An unknown resistance `R_(1)` is connected is series with a resistance of `10 Omega`. This combination is connected to one gap of a meter bridge, while other gap is connected to another resistance `R_(2)`. The balance point is at `50 cm` Now , when the `10 Omega` resistance is removed, the balanced point shifts to `40 cm` Then the value of `R_(1)` is.

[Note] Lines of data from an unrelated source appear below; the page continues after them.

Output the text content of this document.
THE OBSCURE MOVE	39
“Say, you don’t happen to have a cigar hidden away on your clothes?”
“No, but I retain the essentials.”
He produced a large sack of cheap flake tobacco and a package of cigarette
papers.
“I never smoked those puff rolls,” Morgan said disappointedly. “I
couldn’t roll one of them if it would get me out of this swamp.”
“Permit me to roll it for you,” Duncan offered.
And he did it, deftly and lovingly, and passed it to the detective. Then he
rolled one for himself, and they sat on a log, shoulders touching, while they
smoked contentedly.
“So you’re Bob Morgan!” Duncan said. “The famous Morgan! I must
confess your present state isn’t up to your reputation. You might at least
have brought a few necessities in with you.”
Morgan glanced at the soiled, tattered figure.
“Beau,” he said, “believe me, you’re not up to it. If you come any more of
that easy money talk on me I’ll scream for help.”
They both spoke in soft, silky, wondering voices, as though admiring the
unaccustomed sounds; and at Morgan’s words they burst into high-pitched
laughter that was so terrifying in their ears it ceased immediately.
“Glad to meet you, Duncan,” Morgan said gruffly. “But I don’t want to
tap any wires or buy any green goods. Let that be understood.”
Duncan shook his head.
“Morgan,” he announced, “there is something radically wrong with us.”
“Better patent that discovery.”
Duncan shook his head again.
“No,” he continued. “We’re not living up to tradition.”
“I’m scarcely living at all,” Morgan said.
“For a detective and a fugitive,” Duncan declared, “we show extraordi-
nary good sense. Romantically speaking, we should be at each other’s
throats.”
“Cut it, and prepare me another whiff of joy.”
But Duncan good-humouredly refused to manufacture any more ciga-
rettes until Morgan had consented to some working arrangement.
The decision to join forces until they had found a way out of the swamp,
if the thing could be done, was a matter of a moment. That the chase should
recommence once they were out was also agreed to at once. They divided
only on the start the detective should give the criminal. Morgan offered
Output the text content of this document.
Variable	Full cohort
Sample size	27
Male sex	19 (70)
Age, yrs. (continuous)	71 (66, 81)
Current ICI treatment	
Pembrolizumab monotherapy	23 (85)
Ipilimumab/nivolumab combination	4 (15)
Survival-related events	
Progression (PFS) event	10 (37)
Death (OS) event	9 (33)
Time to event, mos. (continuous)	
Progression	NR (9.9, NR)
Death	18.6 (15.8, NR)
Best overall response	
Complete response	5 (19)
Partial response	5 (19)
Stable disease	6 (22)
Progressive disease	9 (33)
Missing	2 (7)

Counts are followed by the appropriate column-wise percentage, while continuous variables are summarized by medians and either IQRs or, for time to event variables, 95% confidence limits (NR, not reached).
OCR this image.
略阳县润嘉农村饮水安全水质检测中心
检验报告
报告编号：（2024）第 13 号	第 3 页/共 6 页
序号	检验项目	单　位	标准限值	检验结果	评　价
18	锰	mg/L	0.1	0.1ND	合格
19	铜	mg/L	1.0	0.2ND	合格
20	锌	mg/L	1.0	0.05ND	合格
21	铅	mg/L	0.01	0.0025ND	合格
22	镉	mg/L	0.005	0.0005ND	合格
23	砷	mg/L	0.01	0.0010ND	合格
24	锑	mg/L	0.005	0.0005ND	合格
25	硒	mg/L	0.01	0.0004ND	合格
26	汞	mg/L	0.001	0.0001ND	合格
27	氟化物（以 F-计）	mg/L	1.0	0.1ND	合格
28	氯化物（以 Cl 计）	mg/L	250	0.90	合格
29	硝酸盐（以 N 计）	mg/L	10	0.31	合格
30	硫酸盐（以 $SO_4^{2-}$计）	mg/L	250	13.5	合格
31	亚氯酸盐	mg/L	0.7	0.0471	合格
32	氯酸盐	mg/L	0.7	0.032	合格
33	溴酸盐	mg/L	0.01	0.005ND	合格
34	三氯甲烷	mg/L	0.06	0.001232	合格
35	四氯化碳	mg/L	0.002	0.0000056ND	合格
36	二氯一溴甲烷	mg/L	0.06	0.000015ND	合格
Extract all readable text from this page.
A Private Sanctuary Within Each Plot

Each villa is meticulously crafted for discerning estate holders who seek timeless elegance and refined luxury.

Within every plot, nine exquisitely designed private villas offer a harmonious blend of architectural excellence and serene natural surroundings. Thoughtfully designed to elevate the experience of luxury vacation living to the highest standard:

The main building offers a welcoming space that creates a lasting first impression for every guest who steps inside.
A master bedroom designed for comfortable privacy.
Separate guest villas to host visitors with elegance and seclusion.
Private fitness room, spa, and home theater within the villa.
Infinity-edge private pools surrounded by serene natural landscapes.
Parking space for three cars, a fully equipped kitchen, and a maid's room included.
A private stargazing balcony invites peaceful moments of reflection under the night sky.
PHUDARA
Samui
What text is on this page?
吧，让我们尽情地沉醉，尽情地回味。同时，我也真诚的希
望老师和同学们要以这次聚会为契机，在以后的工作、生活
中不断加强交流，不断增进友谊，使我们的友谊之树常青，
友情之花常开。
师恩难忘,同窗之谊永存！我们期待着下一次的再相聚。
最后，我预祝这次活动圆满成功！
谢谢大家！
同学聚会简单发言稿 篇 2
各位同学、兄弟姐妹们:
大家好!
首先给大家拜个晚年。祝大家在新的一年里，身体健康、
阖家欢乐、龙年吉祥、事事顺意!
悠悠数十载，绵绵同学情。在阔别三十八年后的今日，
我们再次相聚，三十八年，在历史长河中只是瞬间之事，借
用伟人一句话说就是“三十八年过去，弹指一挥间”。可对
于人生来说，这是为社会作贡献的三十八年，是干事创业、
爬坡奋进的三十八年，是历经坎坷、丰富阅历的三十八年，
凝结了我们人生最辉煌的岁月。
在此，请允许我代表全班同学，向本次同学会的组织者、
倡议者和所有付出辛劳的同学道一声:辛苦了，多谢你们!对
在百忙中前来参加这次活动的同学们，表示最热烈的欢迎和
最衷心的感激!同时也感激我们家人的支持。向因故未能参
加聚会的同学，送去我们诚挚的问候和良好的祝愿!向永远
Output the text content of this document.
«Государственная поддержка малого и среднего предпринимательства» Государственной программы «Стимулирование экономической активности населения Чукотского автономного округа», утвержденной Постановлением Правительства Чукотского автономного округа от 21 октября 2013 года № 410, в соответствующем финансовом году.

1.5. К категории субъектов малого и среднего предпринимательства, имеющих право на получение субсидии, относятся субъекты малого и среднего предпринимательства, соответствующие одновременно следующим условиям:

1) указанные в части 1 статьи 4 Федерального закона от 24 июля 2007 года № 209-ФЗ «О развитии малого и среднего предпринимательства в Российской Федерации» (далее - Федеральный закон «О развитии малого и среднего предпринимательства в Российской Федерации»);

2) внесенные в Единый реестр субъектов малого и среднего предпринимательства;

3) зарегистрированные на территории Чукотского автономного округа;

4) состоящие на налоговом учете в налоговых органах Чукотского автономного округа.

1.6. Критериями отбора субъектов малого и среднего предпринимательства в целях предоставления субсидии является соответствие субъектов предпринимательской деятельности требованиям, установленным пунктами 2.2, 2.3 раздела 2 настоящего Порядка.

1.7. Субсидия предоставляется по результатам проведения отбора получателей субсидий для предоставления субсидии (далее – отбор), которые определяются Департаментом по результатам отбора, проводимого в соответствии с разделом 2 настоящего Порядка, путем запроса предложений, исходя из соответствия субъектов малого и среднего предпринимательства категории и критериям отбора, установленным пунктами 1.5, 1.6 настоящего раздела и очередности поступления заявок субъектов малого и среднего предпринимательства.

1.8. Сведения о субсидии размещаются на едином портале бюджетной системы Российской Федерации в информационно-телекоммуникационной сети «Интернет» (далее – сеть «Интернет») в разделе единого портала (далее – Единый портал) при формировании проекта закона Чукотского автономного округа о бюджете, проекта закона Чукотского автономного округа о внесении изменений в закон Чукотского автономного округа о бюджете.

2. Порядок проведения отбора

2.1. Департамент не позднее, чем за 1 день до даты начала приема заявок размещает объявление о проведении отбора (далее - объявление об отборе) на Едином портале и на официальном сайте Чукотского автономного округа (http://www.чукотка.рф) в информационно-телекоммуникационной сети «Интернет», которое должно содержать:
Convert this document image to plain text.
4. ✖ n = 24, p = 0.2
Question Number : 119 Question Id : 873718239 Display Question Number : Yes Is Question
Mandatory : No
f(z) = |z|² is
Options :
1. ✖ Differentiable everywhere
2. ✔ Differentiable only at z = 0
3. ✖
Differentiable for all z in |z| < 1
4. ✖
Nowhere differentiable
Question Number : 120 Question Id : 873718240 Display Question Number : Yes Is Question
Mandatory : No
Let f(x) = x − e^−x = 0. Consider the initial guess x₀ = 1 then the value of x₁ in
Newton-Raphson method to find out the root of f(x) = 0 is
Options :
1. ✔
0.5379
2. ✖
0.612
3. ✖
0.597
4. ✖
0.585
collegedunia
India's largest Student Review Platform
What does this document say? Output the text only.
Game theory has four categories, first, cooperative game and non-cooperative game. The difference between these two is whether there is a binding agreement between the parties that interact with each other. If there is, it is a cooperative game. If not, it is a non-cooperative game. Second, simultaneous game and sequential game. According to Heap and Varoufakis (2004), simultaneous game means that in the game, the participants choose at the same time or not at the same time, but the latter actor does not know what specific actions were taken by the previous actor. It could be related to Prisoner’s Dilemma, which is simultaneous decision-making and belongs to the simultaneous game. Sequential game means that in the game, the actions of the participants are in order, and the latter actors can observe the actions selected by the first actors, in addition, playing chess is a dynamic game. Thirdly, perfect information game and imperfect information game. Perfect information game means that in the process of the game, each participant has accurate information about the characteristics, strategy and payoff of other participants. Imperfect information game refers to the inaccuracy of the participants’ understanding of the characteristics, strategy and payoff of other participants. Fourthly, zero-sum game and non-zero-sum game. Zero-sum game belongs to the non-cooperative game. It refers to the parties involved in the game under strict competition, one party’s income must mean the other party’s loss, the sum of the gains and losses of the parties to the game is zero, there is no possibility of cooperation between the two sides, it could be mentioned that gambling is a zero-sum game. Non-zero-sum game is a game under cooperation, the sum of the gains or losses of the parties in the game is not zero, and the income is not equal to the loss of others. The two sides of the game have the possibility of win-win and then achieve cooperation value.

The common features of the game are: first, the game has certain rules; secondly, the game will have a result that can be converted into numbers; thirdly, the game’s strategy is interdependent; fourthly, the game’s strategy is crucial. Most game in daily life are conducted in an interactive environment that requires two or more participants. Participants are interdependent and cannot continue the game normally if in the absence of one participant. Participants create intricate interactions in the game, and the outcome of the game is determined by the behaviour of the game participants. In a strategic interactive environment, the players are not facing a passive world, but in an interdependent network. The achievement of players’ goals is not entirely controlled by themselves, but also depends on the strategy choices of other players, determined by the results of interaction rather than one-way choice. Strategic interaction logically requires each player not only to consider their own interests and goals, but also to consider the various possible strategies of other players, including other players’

To solve for the unknown resistance \( R_1 \) in the given problem, we can follow these steps: ### Step 1: Set up the initial condition When the unknown resistance \( R_1 \) is connected in series with a \( 10 \, \Omega \) resistor, the balance point is at \( 50 \, \text{cm} \). This means that the ratio of the resistances is equal to the ratio of the lengths on the meter bridge. ### Step 2: Write the first equation Using the balance point condition, we can write: \[ \frac{R_1 + 10}{R_2} = \frac{50}{50} = 1 \] From this, we can derive: \[ R_1 + 10 = R_2 \quad \text{(Equation 1)} \] ### Step 3: Set up the second condition When the \( 10 \, \Omega \) resistor is removed, the balance point shifts to \( 40 \, \text{cm} \). The remaining length on the other side of the meter bridge is \( 60 \, \text{cm} \). ### Step 4: Write the second equation Using the new balance point, we can write: \[ \frac{R_1}{R_2} = \frac{40}{60} = \frac{2}{3} \] From this, we can derive: \[ R_2 = \frac{3}{2} R_1 \quad \text{(Equation 2)} \] ### Step 5: Substitute Equation 2 into Equation 1 Now, we substitute \( R_2 \) from Equation 2 into Equation 1: \[ R_1 + 10 = \frac{3}{2} R_1 \] ### Step 6: Solve for \( R_1 \) Rearranging the equation gives: \[ 10 = \frac{3}{2} R_1 - R_1 \] \[ 10 = \frac{3}{2} R_1 - \frac{2}{2} R_1 \] \[ 10 = \frac{1}{2} R_1 \] Multiplying both sides by \( 2 \): \[ R_1 = 20 \, \Omega \] ### Conclusion The value of the unknown resistance \( R_1 \) is \( 20 \, \Omega \). ---